There’s a dizzying array of after-dinner options. They include spirits ranging from the Italian bitter-style digestivi, which some say taste like cough syrup, to fiery grappas, French brandies and ports. The dozens of bottles, many with exotic ingredients and inscrutable labels — some have astonishing price tags, too — might be enough to intimidate the uninitiated.

But after-dinner drinks can be surprisingly approachable. While typically one might choose a French brandy to accompany a French meal or an Italian digestivo after a plateful of Neapolitan pasta, experts say the choice of an after-dinner drink is simply one of personal preference. Since many after-dinner drinks are sipped without food, there’s no worry about flavor bridges or complementary tastes, as there is with wine and food pairings. 

And there are plenty of reasons to try an after-dinner spirit. Many are thought to settle an overstuffed stomach. Consumed midway through an elaborate meal, Calvados, an apple brandy made in the Normandy region of France, is said to create a “Norman hole” — room in the stomach for another course. 

And, of course, an after-dinner drink offers the chance to linger over a celebratory dinner.

It’s just a matter of finding one you like — or trying them all.

Most people are familiar with ports or with liquors such as the orangey Grand Marnier or coffee-flavored Kahlua, but more esoteric bitters and brandies are worth exploring, too.  

Bitters, usually proprietary and mysterious concoctions of herbal extracts and essences derived from vegetables and even tree barks and roots, began as medicines (the most popular brand of bitters, Angostura, is labeled a “stomachic”) but have long been drunk for more recreational purposes. Many are Italian brands, like the popular Cynar, which is made from artichokes, or the powerful Fernet Branca. “Everyone on staff drinks this when they don’t feel well,” Walbourn says of the mahogany-tinted Fernet Branca.

Others are more delicate and slightly sweeter. Popular brands include Borsci San Marzano, a butterscotchy variety that is sometimes poured over ice cream to create a decadent dessert, and Averna, a caramel-colored elixir.

The category of brandy encompasses a wide variety of spirits derived from fruits of all kinds. While they don’t have the purported medicinal tummy-soothing qualities attributed to bitters, brandies, too, are thought to help clear the palate. Eau de vie, which can be made from nearly any kind of fruit, is usually colorless and unaged, with a powerful punch and fruit flavors. Common types of eau de vie include kirsch (cherry) and poire (pear). 

Also in the brandy family are Cognac and Armagnac, each specific to a region in France and bearing aged, mellow notes that come from its stint in aging barrels. And Calvados, also specific to a French region, is a brandy.

The powerful alcoholic punch brandies pack makes them best to sip without food — a cigar is often the only accompaniment. “Alcohol can be really punishing on food,” Brown says.

Grappa, a type of Italian brandy, is made from the same types of grapes from which wine is made. At Dino in Cleveland Park, beverage manager Chris Cunningham has no fewer than 28 varieties on the menu. “I like to be able to help people find the one that’s right for them,” he says. “It all depends on what kinds of flavors you like.”
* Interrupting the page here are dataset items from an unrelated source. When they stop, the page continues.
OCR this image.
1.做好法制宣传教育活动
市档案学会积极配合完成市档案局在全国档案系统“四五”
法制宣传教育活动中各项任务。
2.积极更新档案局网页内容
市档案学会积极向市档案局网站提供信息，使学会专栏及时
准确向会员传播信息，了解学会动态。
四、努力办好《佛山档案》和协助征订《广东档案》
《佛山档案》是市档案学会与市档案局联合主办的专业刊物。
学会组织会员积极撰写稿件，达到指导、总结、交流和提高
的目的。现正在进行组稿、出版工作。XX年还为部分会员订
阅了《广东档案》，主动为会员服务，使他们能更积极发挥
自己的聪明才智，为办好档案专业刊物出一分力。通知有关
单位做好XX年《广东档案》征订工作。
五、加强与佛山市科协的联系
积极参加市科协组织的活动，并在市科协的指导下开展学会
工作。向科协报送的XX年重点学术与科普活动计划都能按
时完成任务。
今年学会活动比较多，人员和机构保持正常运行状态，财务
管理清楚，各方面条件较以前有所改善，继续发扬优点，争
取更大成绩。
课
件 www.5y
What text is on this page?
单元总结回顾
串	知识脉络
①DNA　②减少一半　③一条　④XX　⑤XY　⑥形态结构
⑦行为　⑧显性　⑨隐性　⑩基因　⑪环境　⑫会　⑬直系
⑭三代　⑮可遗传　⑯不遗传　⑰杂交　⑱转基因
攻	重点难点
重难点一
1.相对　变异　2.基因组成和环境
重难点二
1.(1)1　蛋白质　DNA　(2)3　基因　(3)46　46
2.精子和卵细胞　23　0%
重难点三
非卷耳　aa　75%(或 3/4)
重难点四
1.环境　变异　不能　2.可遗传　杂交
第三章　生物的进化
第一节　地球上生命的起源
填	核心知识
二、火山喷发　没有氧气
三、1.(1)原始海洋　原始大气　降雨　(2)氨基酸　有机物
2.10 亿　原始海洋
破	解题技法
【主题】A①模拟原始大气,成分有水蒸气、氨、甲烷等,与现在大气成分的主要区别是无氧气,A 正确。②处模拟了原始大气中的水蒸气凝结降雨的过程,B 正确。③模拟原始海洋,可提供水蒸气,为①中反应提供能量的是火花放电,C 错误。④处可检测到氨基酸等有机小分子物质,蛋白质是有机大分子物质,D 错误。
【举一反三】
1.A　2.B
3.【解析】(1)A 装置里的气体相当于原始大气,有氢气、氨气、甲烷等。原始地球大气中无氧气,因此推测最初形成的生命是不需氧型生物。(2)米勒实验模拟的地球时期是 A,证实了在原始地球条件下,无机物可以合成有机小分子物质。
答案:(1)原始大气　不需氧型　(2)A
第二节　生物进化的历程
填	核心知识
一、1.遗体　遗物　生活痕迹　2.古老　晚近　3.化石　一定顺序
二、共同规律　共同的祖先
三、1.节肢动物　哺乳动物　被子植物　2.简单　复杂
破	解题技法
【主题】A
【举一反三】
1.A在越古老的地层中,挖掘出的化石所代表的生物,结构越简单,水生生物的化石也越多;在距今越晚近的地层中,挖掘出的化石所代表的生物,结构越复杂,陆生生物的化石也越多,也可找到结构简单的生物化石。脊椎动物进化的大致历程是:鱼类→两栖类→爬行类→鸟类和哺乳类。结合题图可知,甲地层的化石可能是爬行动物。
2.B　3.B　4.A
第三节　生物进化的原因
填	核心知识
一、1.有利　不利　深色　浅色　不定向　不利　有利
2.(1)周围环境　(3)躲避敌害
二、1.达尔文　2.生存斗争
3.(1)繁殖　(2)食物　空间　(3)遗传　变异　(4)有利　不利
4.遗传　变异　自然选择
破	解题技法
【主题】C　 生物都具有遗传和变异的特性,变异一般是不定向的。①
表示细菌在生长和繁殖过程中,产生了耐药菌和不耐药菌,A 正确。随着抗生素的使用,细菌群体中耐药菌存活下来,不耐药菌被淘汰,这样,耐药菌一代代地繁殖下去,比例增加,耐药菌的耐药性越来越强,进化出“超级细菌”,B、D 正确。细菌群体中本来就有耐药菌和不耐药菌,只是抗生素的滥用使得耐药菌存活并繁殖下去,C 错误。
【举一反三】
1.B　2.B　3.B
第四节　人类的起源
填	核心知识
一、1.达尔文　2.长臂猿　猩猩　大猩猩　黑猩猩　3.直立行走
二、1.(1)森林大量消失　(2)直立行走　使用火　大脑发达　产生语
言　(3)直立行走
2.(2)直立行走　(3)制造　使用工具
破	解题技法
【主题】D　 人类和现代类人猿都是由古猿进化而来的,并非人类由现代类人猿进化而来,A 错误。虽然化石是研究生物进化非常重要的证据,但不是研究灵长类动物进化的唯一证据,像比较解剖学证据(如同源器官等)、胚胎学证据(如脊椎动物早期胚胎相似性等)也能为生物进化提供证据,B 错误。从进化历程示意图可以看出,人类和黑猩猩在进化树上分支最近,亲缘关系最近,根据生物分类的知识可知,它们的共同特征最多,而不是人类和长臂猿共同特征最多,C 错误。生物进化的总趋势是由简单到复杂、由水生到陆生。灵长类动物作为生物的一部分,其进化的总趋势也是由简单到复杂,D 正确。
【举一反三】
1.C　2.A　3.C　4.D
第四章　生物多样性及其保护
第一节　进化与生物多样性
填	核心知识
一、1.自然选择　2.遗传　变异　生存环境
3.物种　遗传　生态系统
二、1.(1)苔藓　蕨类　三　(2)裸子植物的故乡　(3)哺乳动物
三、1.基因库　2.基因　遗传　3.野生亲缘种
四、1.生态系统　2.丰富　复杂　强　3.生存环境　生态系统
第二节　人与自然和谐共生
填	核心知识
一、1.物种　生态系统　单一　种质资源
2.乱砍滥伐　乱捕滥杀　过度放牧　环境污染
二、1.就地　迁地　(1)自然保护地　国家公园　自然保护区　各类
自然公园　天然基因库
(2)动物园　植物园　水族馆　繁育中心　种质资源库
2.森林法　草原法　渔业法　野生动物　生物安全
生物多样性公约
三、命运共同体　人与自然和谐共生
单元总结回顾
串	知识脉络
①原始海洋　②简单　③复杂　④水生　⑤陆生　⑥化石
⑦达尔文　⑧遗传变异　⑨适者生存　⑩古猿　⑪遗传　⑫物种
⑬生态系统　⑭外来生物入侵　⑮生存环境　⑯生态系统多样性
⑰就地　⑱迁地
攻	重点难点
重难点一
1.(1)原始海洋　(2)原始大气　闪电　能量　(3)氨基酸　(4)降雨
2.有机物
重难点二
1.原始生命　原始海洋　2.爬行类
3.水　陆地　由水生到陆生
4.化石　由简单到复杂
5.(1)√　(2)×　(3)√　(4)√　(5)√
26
The grappas on Dino’s menu range from a young, clear variety made from moscato grapes to a toast-colored 16-year-old version. There are even grappas infused with natural flavors like chamomile and chestnut.

Unaged grappas come on strong, with Cunningham likening the first taste to “jet fuel,” an acquired taste, while the aged types boast more subtle flavors.

Cunningham says grappas, like any after-dinner drink, are meant to be savored.

“None of these are to be drunk quickly,” he says. “It’s a romantic thing; you sip them, and it’s a chance to be social while you’re digesting a meal.”